Contrast that with the comparatively inexpensive $300 million spent by SpaceX to develop the Falcon 9 in a little over four years, each flight of which costs around $62 million and has been launched successfully 380 times over 14 years with a success rate higher than 99 percent. Pretty impressive considering that one SLS launch could pay for more than 40 SpaceX launches.

NASA’s own inspector general admitted in 2021 that plans to send astronauts back to space were unfeasible because of a failure to successfully build a space suit, technology that the agency had originally mastered in the late 1950s.

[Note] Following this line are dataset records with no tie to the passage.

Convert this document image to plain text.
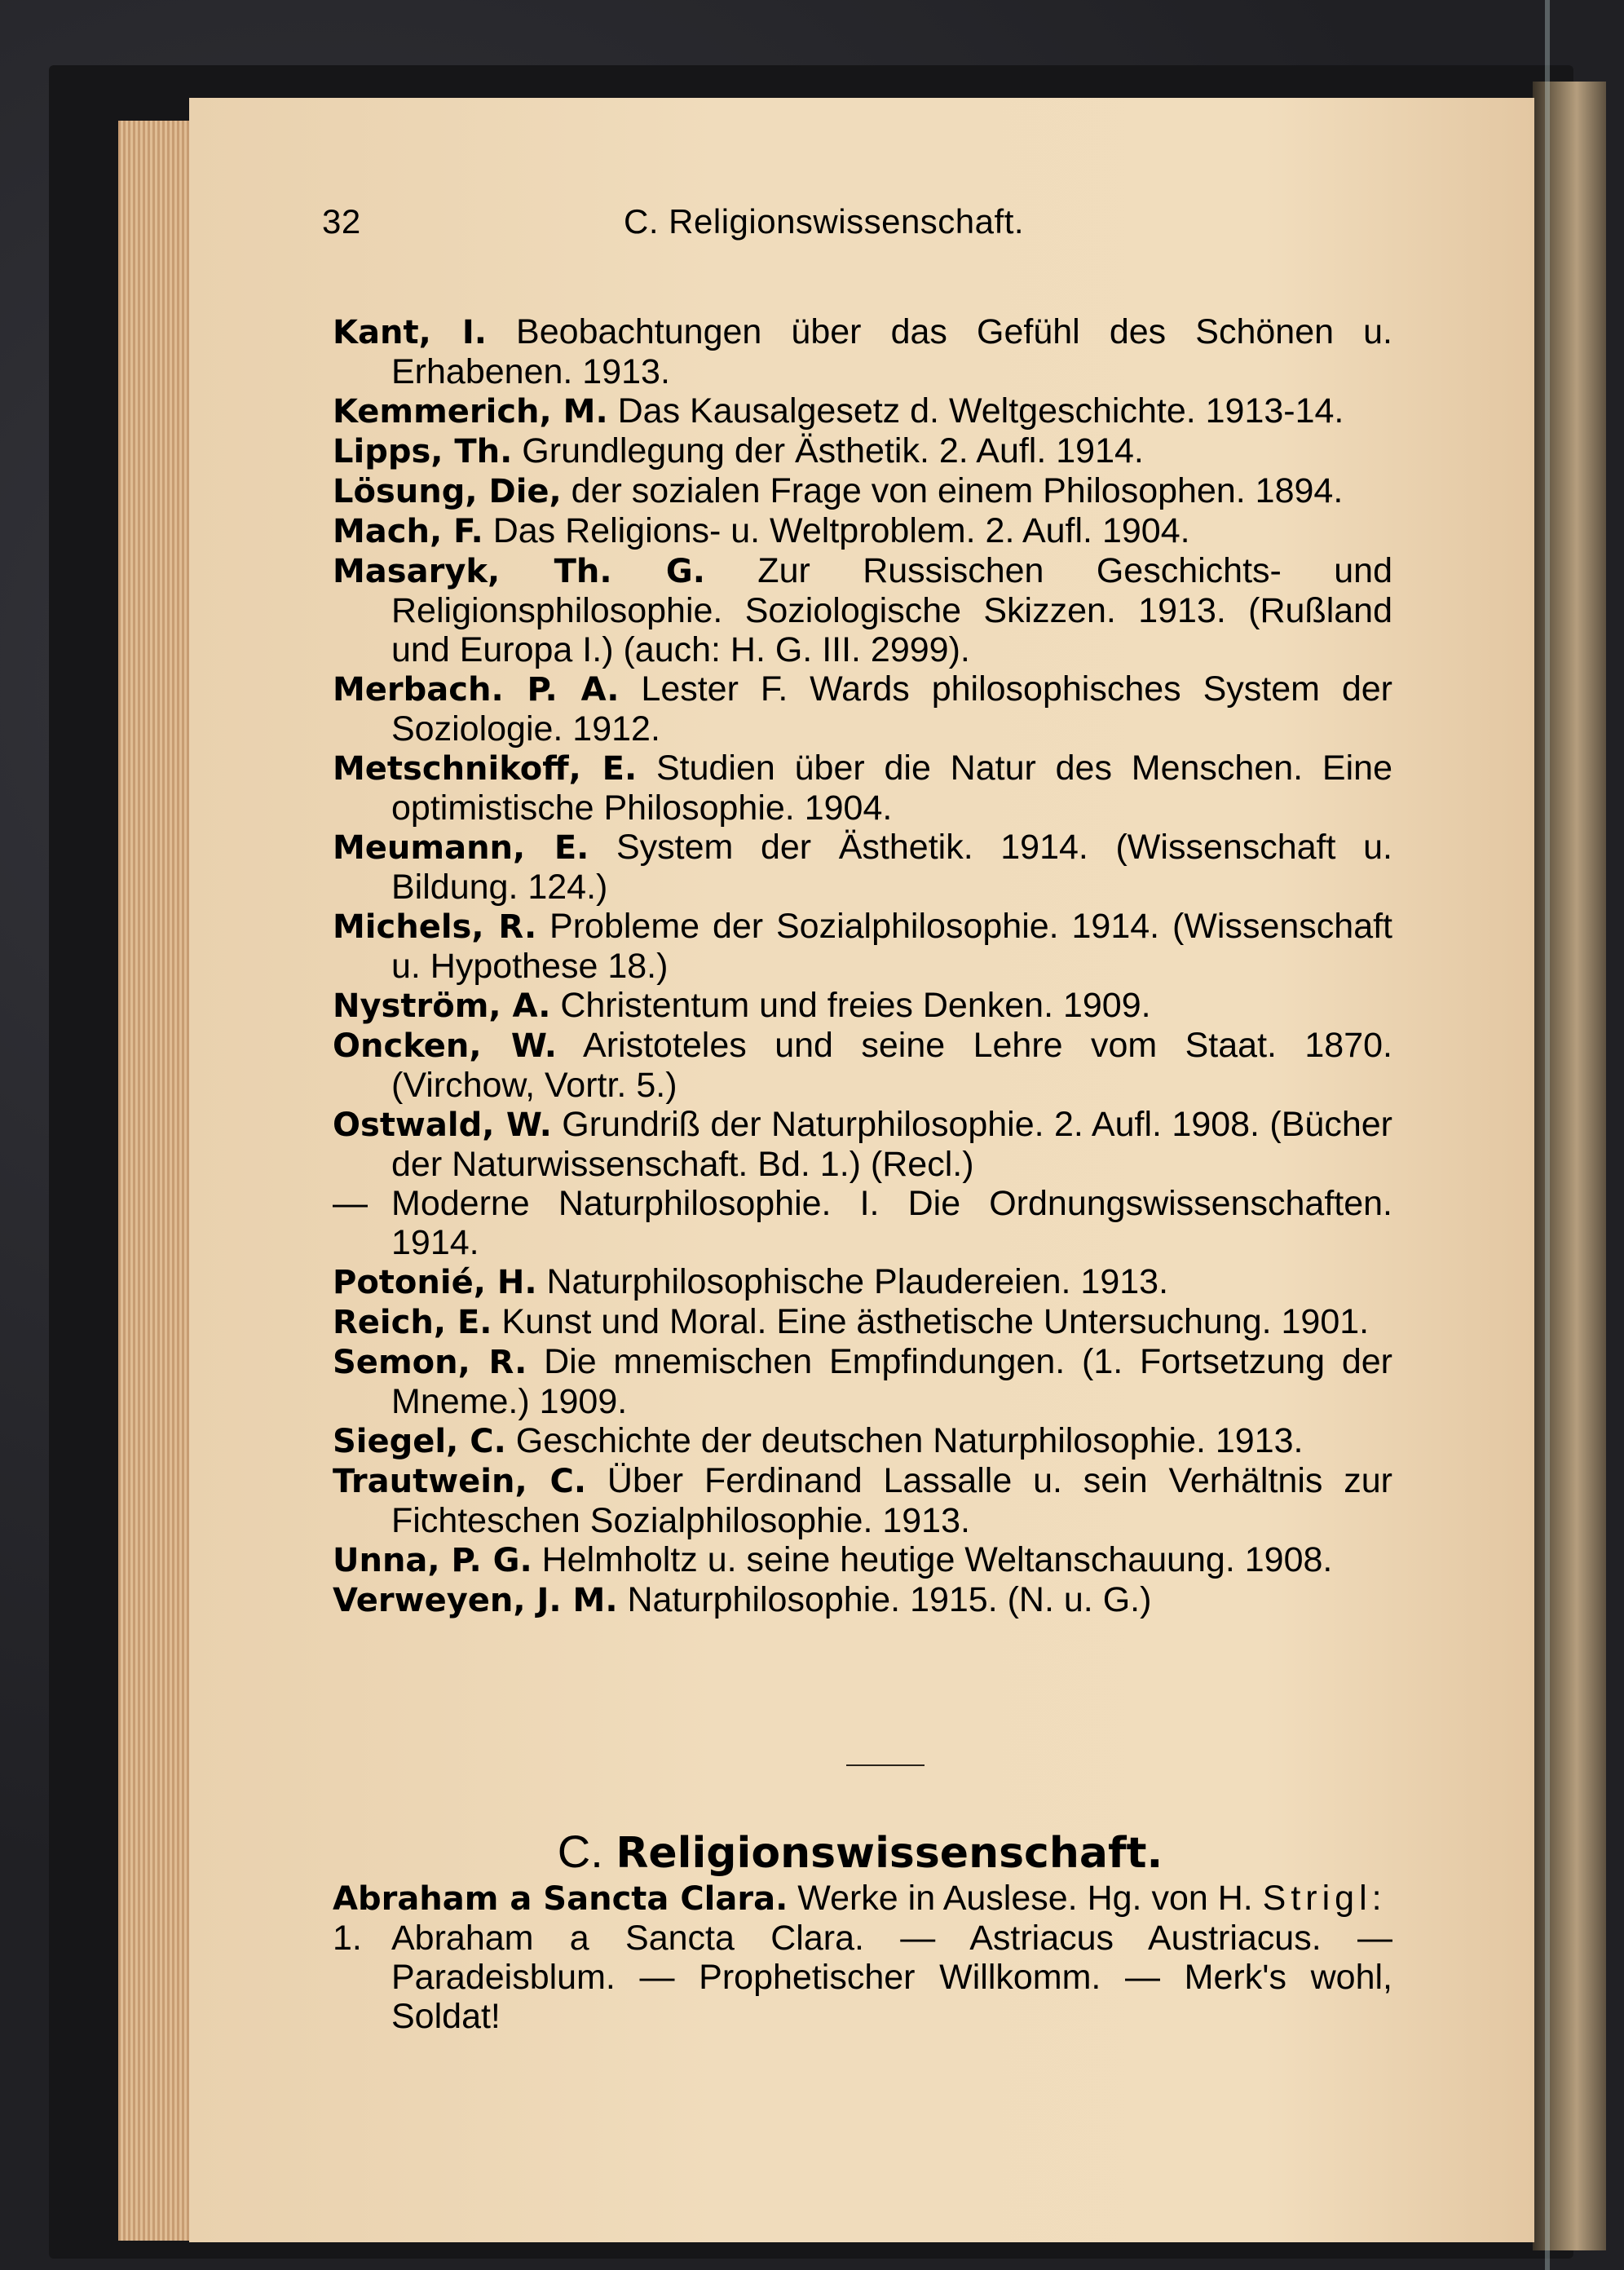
32	C. Religionswissenschaft.

Kant, I. Beobachtungen über das Gefühl des Schönen u. Erhabenen. 1913.

Kemmerich, M. Das Kausalgesetz d. Weltgeschichte. 1913-14.

Lipps, Th. Grundlegung der Ästhetik. 2. Aufl. 1914.

Lösung, Die, der sozialen Frage von einem Philosophen. 1894.

Mach, F. Das Religions- u. Weltproblem. 2. Aufl. 1904.

Masaryk, Th. G. Zur Russischen Geschichts- und Religionsphilosophie. Soziologische Skizzen. 1913. (Rußland und Europa I.) (auch: H. G. III. 2999).

Merbach. P. A. Lester F. Wards philosophisches System der Soziologie. 1912.

Metschnikoff, E. Studien über die Natur des Menschen. Eine optimistische Philosophie. 1904.

Meumann, E. System der Ästhetik. 1914. (Wissenschaft u. Bildung. 124.)

Michels, R. Probleme der Sozialphilosophie. 1914. (Wissenschaft u. Hypothese 18.)

Nyström, A. Christentum und freies Denken. 1909.

Oncken, W. Aristoteles und seine Lehre vom Staat. 1870. (Virchow, Vortr. 5.)

Ostwald, W. Grundriß der Naturphilosophie. 2. Aufl. 1908. (Bücher der Naturwissenschaft. Bd. 1.) (Recl.)

— Moderne Naturphilosophie. I. Die Ordnungswissenschaften. 1914.

Potonié, H. Naturphilosophische Plaudereien. 1913.

Reich, E. Kunst und Moral. Eine ästhetische Untersuchung. 1901.

Semon, R. Die mnemischen Empfindungen. (1. Fortsetzung der Mneme.) 1909.

Siegel, C. Geschichte der deutschen Naturphilosophie. 1913.

Trautwein, C. Über Ferdinand Lassalle u. sein Verhältnis zur Fichteschen Sozialphilosophie. 1913.

Unna, P. G. Helmholtz u. seine heutige Weltanschauung. 1908.

Verweyen, J. M. Naturphilosophie. 1915. (N. u. G.)

C. Religionswissenschaft.

Abraham a Sancta Clara. Werke in Auslese. Hg. von H. Strigl:

1. Abraham a Sancta Clara. — Astriacus Austriacus. — Paradeisblum. — Prophetischer Willkomm. — Merk's wohl, Soldat!
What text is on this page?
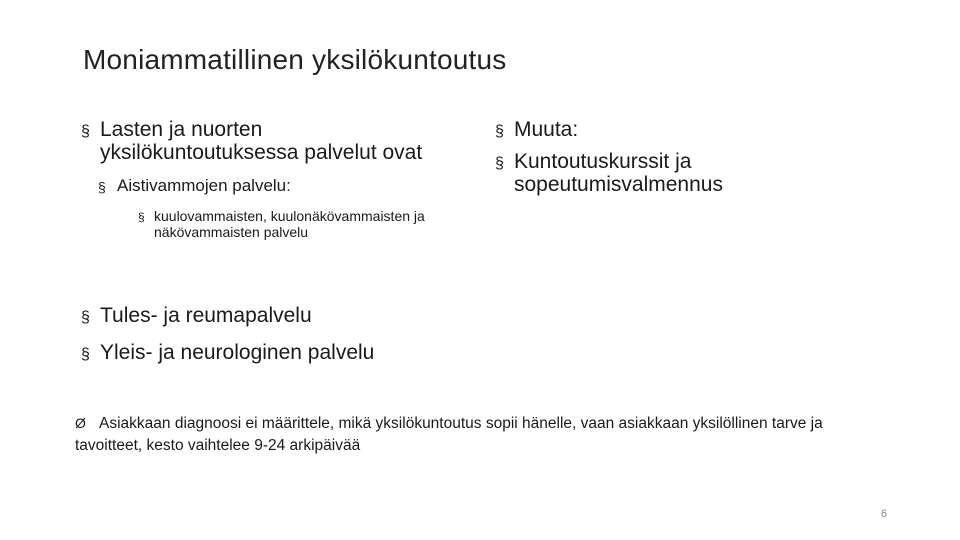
Moniammatillinen yksilökuntoutus
§ Lasten ja nuorten yksilökuntoutuksessa palvelut ovat
§ Aistivammojen palvelu:
§ kuulovammaisten, kuulonäkövammaisten ja näkövammaisten palvelu
§ Tules- ja reumapalvelu
§ Yleis- ja neurologinen palvelu
§ Muuta:
§ Kuntoutuskurssit ja sopeutumisvalmennus
Ø Asiakkaan diagnoosi ei määrittele, mikä yksilökuntoutus sopii hänelle, vaan asiakkaan yksilöllinen tarve ja tavoitteet, kesto vaihtelee 9-24 arkipäivää
6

The problem today is partly the fact that new suits are being built by 27 different companies, each of which has successfully lobbied the government for a piece of the action, making the program politically untouchable but practically useless. The difference between NASA’s cumbersome, designed-by-committee suits and SpaceX’s suits is remarkable and even visible to the untrained eye. In Musk’s words, NASA had “too many cooks in the kitchen.” The agency is now arguably a mere jobs program intent on bringing home the space bacon and enacting purely symbolic measures, such as former president Barack Obama’s infamous focus on Muslim outreach.

Democratic presidential nominee Kamala Harris, in her role as chairwoman of the National Space Council, focused on diversity and identity-politics-focused initiatives, which would never come to pass, such as micromanaging the racial make-up of future lunar missions — despite the fact that NASA has been incapable of sending astronauts of any color into space under its own power since former Democratic president Obama scrapped the Space Shuttle program in July 2011. This has forced NASA to beg Russia for rides to the ISS on its horrendously dangerous rockets. So, to reach the stunningly expensive, $150 billion ISS, which was almost entirely (84 percent) funded by American taxpayers, America was utterly dependent on a country with which it is currently waging a proxy war.

Despite regularly drawing the ire of society’s elite on bogus environmental grounds, America’s tiny, private investments in space are paying huge dividends. If Biden-Harris-administration bureaucrats get out of the way, not even the sky’s the limit for commercial spaceflight.

Andrew Follett conducts research analysis for a nonprofit in the Washington, D.C., area. He previously worked as a space and science reporter for the Daily Caller News Foundation.